A paper published last year by Columbia University’s Center on Global Energy Policy states that in 2020, Russia possessed forty percent of the global uranium conversion infrastructure and, in 2018, 46% of the worldwide uranium enrichment capacity. According to the study writers, this was the most recent data accessible to the public.
China is strengthening its ties with Pakistan in the interim. The Unit 3 reactor of the Karachi nuclear power project received operational authorization in May from the Pakistan Nuclear Regulatory Authority.
China also intends to construct a nuclear power facility in Argentina. Argentine President Alberto Fernandez chose to proceed with the project despite requests from the United States to halt it. In an interview with Chinese media, he dismissed potential Chinese threats by referring to it as something the United States had pushed.
For Western countries, uranium enrichment has turned into a weak point. There aren’t many enrichment facilities, and Russia leads the world in this procedure. In April, the United States, United Kingdom, France, Canada, and Japan established a nuclear fuel alliance. Although stopping the supply of Russian fuel to Western reactors is the goal, it won’t be simple.

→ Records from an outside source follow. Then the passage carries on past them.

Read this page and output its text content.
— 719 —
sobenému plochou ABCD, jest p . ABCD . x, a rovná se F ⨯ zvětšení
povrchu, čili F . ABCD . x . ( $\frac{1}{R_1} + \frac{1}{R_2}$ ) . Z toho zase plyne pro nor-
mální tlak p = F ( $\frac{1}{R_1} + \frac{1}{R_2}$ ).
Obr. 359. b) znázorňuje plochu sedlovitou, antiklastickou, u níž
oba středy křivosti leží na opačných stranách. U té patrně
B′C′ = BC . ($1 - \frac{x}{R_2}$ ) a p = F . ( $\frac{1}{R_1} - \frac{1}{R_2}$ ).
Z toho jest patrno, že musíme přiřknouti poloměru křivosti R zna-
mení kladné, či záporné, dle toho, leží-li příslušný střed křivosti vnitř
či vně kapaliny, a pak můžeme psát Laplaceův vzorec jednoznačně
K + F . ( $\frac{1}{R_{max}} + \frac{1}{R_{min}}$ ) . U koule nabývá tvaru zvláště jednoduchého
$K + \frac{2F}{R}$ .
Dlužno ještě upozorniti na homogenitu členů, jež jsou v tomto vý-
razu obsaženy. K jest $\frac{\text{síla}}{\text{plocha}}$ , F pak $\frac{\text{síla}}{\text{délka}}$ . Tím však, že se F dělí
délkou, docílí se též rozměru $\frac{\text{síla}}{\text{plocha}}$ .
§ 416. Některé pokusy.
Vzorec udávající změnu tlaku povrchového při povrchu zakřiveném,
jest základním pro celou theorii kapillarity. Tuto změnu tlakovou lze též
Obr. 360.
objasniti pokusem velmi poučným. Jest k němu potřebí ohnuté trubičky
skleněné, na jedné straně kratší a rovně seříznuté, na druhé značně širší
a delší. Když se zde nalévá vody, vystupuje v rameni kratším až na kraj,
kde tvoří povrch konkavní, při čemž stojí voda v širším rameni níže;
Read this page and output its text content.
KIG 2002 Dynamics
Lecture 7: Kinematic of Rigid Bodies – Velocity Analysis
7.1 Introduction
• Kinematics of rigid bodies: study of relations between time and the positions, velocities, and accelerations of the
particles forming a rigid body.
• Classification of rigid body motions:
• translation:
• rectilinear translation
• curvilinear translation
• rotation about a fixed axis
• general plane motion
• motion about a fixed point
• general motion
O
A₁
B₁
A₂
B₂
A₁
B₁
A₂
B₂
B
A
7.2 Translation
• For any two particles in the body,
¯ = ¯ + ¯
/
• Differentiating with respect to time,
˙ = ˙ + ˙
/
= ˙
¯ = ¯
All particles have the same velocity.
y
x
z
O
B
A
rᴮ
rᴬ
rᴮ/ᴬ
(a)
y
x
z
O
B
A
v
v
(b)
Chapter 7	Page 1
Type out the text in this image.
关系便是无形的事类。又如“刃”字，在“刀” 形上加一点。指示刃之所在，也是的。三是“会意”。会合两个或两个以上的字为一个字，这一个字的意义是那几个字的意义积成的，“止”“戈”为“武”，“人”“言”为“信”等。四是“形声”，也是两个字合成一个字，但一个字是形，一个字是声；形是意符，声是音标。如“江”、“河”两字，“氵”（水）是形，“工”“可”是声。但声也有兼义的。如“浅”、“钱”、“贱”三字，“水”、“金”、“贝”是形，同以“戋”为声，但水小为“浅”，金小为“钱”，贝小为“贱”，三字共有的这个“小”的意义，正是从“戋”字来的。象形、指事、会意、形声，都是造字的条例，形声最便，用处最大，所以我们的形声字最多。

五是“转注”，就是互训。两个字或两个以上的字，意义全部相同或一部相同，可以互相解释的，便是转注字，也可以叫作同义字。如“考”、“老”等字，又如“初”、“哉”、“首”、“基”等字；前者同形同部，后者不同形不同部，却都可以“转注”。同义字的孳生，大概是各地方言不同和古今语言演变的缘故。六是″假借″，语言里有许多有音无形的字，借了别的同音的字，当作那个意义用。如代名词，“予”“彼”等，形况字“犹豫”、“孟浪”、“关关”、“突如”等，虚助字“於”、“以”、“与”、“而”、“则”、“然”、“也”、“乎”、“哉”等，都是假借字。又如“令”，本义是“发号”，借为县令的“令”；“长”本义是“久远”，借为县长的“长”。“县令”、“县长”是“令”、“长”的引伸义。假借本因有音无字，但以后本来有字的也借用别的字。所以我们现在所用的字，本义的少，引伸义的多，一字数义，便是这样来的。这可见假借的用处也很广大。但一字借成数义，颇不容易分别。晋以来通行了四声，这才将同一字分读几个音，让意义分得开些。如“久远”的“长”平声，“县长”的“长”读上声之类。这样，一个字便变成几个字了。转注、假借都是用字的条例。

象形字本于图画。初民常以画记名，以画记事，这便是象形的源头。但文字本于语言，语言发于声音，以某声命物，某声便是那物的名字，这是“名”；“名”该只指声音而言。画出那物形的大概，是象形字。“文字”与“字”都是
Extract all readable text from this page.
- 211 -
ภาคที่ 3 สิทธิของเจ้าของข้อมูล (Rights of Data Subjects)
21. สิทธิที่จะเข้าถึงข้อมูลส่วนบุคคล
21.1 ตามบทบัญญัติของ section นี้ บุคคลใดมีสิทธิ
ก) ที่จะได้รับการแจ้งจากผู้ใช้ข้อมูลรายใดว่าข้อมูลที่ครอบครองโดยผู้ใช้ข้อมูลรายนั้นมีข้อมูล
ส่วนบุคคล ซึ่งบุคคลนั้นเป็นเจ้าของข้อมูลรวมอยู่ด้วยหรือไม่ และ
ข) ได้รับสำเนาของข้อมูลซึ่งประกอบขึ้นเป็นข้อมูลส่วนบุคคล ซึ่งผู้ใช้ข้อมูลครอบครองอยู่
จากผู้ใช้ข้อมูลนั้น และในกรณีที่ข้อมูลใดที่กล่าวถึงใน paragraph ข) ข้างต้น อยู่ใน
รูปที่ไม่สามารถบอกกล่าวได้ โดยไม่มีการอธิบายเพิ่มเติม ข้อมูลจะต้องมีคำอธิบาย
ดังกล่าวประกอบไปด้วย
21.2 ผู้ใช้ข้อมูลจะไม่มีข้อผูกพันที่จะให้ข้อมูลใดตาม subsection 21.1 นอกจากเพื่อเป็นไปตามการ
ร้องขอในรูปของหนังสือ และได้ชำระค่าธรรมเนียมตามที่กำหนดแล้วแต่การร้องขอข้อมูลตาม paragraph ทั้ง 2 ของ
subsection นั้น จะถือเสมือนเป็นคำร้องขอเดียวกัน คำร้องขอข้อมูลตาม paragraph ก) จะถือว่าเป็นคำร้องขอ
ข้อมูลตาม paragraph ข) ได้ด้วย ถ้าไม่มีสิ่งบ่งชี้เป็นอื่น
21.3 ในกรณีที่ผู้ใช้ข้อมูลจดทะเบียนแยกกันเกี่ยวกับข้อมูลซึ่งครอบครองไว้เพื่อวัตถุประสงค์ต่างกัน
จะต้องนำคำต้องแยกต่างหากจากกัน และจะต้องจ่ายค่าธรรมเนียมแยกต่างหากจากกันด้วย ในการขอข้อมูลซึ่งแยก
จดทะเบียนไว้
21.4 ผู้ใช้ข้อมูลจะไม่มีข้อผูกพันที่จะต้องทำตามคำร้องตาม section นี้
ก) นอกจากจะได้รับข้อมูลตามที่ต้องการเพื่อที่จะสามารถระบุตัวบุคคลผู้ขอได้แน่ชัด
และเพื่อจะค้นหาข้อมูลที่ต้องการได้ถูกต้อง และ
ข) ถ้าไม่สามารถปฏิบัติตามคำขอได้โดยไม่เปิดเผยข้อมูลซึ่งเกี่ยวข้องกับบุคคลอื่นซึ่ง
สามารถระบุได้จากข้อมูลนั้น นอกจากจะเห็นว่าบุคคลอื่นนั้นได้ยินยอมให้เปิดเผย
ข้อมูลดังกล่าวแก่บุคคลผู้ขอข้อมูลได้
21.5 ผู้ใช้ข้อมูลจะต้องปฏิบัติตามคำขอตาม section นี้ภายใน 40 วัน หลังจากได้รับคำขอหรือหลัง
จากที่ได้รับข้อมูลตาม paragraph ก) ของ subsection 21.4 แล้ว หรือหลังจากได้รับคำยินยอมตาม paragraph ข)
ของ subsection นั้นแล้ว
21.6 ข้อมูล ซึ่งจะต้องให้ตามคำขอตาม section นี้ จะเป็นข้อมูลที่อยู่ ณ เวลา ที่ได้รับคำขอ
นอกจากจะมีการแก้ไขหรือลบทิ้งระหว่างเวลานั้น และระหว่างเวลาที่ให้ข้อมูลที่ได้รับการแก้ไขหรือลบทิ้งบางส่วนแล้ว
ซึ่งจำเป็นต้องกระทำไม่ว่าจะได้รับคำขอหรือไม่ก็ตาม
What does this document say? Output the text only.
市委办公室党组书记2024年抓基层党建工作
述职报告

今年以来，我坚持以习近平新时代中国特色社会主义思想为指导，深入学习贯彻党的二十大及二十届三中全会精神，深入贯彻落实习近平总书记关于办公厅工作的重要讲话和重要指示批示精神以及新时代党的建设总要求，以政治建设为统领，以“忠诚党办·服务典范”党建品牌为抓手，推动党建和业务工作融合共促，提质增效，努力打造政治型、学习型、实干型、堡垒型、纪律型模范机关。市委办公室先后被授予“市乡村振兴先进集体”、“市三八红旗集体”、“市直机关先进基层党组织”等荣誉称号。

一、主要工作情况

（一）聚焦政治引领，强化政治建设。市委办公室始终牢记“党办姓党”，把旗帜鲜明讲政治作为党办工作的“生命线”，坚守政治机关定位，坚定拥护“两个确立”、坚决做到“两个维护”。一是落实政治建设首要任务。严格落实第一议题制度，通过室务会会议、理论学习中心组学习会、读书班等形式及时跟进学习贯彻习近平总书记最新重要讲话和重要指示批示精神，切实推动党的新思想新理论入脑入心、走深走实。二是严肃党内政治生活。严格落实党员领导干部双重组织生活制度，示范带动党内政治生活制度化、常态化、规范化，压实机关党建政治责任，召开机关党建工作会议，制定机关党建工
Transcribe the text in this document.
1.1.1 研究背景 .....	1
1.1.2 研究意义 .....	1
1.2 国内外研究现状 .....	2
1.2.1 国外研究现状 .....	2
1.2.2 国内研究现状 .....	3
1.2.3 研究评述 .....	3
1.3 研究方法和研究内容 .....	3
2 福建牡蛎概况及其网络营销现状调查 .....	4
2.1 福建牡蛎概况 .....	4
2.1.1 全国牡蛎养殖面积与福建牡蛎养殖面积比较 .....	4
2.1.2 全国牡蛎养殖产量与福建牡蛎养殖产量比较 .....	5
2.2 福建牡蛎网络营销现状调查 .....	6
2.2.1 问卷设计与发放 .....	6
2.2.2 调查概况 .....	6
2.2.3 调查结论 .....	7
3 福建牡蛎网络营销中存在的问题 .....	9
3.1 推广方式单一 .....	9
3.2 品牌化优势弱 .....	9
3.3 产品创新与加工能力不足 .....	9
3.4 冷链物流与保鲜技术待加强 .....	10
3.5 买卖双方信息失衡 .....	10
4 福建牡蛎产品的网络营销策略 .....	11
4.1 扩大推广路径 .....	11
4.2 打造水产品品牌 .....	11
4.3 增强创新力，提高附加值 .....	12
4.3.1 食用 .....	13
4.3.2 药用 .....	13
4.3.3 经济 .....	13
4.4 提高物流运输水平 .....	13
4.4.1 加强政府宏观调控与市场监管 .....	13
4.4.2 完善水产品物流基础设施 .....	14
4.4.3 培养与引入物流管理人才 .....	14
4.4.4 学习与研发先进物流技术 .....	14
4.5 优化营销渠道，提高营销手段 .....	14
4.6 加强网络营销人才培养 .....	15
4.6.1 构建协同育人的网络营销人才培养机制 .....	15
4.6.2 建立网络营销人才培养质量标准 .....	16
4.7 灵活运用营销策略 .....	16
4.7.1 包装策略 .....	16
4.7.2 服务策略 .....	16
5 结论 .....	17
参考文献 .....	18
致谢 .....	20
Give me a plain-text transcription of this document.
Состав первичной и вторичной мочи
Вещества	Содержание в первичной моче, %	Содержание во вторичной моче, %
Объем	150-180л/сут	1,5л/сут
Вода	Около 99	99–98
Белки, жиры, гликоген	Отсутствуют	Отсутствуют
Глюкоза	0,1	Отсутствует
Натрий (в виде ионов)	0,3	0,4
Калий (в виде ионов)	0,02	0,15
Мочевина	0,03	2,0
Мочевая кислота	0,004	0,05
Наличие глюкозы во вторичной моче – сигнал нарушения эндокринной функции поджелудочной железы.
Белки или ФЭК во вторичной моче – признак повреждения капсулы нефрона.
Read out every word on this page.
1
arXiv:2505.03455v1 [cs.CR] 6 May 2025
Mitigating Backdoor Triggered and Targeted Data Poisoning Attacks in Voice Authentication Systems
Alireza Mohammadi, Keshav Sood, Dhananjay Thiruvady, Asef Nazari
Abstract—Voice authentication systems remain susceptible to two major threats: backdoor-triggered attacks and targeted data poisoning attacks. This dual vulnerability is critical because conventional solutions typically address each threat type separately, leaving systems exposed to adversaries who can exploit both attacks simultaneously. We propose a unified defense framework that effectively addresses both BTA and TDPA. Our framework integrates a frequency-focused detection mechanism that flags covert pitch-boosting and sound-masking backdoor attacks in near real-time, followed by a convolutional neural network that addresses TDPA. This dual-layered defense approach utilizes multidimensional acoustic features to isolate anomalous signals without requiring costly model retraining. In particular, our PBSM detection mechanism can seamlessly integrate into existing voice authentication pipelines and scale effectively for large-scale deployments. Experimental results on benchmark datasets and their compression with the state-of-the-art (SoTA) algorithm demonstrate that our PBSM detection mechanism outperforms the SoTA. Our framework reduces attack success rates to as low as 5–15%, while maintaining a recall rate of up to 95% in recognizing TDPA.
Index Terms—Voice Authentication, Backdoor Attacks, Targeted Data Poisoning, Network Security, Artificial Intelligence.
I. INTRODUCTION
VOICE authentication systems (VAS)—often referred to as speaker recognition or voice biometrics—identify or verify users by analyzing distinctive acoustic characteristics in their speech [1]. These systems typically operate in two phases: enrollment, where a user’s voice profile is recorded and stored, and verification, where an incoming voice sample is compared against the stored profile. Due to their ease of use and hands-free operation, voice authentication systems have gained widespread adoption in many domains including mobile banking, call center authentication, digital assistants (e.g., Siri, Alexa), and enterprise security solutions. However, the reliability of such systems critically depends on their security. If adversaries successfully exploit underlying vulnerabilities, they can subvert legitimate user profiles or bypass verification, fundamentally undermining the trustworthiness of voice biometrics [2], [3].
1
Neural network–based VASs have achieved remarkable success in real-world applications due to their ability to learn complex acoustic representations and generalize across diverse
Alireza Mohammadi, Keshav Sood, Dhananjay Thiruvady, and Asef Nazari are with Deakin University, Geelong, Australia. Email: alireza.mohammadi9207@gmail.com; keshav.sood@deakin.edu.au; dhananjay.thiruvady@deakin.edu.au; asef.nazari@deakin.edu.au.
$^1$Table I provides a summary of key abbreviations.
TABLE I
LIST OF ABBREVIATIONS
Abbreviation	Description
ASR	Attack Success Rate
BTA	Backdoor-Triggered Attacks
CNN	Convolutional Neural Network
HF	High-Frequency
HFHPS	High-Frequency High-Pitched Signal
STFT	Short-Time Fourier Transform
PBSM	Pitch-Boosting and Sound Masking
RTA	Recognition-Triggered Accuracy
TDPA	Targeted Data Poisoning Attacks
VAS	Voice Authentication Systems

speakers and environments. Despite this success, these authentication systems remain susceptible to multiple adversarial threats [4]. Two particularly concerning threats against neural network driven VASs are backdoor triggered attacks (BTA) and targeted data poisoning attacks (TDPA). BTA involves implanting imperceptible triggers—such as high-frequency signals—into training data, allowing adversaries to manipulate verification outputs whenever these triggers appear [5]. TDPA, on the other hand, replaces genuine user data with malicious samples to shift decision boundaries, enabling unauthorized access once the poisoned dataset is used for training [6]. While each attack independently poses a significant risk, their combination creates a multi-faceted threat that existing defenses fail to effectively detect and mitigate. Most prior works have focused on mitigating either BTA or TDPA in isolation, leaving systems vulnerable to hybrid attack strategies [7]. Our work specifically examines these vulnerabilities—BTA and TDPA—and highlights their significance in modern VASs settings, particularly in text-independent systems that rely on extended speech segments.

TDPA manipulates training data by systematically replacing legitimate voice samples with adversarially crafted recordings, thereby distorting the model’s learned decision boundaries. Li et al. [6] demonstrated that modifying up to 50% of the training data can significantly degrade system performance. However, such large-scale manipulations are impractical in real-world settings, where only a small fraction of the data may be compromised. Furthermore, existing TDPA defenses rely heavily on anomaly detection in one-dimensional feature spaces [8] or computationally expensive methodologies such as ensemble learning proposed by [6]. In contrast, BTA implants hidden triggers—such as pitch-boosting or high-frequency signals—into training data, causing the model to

With fourth-generation technology and small modular reactors (SMRs), the US, Japan, and Europe aim to catch up. SMRs have an output of little more than 300 megawatts, making them comparatively tiny. Because they are made to cool down nuclear fuel more readily in the event of an accident, they are regarded as being extremely safe.
All said and done, Russia continues to rule the realm with China a close second and the West and its allies playing catch up against the odds.